25/03/2008

Ecole primaire à 4 ans

La Convention scolaire romande, qui constitue le prolongement de Harmos pour les cantons romands, supprime l'école enfantine. Le texte adopté par Anne-Catherine Lyon et ses homologues décide de faire coïncider le début de la scolarité obligatoire - 4 ans - avec le début de l'école primaire. On ne nous fera pas croire qu'il s'agit d'une pure question de dénomination, sans portée réelle.
Cette démarche est une provocation. La notion d'école enfantine est bien ancrée autant auprès des parents que du corps enseignant. « Ecole enfantine » : chacun sait de quoi il s'agit et admet que ces premières années de la scolarité se caractérisent par des démarches pédagogiques adaptées à de petits enfants : elles visent essentiellement à les socialiser ou à développer les « pré-requis » qui permettront, dès la première année « primaire » le démarrage efficace des enseignements scolaires. Bien sûr, il est possible d'appeler « premier cycle primaire » ce que tout un chacun appelle « école enfantine » et donner à ce premier cycle les missions confiées précédemment à l'école enfantine. Mais à quoi bon bousculer, à quoi bon changer de dénominatrion, à quoi bon cette épreuve de force des dirigeants de l'école publique ? Mme Lyon et ses collègues auraient assez d'autres moyens de faire preuve de leur autorité…
Cette disparition de l'école enfantine n'est peut-être pas aussi anodine qu'il y paraît. On connaît les revendications de la gauche de scolariser les enfants dès l'âge de 3 ans ou même de 2 ans. Si l'école primaire commence à 4 ans, on verra rapidement certains beaux esprits suggérer la création d'une école « enfantine » facultative…dès 2 ans, puis obligatoire.
Certains se demandent au contraire si, en appelant « école primaire » ce qui est aujourd'hui l' « école enfantine », on ne cherche pas, en fait, à faire durer l'école enfantine pendant huit ans, en application de certaines modes pédagogiques qui s'acharnent à ne pas bousculer ces pauvres petits… Mais ce sont de mauvaises langues !

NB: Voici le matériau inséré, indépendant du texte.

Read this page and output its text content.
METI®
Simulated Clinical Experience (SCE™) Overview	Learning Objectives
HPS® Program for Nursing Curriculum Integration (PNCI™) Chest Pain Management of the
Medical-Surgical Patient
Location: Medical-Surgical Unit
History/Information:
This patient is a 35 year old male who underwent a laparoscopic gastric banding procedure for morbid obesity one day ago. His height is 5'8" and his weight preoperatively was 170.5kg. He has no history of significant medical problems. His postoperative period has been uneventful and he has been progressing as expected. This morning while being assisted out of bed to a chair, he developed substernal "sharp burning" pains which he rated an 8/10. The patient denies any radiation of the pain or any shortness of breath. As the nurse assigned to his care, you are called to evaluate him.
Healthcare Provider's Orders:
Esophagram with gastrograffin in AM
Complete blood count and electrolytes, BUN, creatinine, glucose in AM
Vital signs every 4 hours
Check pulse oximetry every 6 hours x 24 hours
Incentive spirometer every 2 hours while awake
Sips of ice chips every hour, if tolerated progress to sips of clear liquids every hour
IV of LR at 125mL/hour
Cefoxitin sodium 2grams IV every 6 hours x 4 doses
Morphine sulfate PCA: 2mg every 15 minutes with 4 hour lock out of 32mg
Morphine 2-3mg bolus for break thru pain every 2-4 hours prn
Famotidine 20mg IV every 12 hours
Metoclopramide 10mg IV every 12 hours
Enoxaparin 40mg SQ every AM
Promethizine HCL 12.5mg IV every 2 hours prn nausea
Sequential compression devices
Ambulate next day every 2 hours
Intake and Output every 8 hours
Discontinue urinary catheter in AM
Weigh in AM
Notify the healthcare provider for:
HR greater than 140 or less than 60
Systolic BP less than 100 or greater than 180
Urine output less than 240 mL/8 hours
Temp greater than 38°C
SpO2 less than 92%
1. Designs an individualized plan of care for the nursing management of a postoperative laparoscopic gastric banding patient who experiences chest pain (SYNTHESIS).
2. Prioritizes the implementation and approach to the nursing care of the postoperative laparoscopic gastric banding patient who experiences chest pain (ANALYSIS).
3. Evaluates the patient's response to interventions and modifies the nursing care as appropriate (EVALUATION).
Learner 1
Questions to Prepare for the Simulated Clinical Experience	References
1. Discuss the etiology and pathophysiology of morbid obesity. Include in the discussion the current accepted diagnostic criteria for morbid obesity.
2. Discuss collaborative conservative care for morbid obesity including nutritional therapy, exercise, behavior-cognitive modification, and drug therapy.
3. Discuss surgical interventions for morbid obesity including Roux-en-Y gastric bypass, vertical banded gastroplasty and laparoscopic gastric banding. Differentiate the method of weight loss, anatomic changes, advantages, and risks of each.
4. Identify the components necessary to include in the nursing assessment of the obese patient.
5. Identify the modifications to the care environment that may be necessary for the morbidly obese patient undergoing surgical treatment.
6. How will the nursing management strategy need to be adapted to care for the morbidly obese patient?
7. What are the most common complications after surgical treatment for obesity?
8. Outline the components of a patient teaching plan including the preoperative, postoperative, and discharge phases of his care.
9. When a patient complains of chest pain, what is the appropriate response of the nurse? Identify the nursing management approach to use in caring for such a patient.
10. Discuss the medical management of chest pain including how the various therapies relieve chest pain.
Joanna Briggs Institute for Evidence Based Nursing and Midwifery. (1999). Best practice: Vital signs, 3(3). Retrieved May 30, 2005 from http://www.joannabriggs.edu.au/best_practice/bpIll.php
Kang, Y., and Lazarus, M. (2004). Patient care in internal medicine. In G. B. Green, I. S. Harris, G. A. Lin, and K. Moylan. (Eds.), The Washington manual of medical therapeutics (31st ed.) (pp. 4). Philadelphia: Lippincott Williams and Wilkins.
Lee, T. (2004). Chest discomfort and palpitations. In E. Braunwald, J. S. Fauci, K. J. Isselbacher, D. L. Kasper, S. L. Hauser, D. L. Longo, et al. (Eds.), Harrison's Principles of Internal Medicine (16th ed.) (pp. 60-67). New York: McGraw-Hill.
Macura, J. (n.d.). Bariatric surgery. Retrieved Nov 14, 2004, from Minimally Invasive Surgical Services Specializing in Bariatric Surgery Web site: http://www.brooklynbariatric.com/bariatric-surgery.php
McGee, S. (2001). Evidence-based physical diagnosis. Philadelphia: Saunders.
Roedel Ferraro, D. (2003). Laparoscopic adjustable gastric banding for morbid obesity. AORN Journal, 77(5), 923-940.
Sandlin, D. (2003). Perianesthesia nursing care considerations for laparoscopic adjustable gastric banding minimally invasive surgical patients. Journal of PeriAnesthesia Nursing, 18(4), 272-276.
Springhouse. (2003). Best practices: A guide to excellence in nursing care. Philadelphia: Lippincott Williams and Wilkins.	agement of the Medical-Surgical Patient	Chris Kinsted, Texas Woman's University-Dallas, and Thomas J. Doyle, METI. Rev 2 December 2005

20:07 Publié dans Education | Lien permanent | Commentaires (2)

Commentaires

Monsieur,

Vous ête un politicien, vous savez donc qu'aujourd'hui, au lieu de modifier ce qui ne va pas - dans le ca présent l'école, on en change la dénominations. L'exemple type est "apprenant pour "élève" ! Demandez à ces apprenants ce que cela a changé pour eux. Rien !
Alors ne vous en faites pas ! Ce n'est pas le changement de nom de l'école enfantine qui va boulverser la donne. L'école vaudoise restera ce qu'elle est ! Un énorme gâchis ! Gâchis où les enseignants vont continués à faire de leur mieux, avec une pléthore d'inutiles à leur tête. Des "tonches" planquées dans des bureaux et prétendent que c'est l'enfant qui doit être au centre du débat, mais qui, à la première occasion font tout le contraire. Exemple: Les vacances de Pâques qui ont partagé le semaestre en deux parties, une très courte et celle qui va venir très ou plutôt trop longue. Je souhaite beaucoup de courage aux "maîtresses" et aux "élèves" pour e marathon d'un nouveau genre qui se prépare dès lundi.

Écrit par : père Siffleur | 26/03/2008

Je vous présente toutes mes excuses!
Mon commentaire est "parti" par hasard, sans relecture! Si d'habitude, après une telle relecture ce n'est que passable, là c'est lamentable!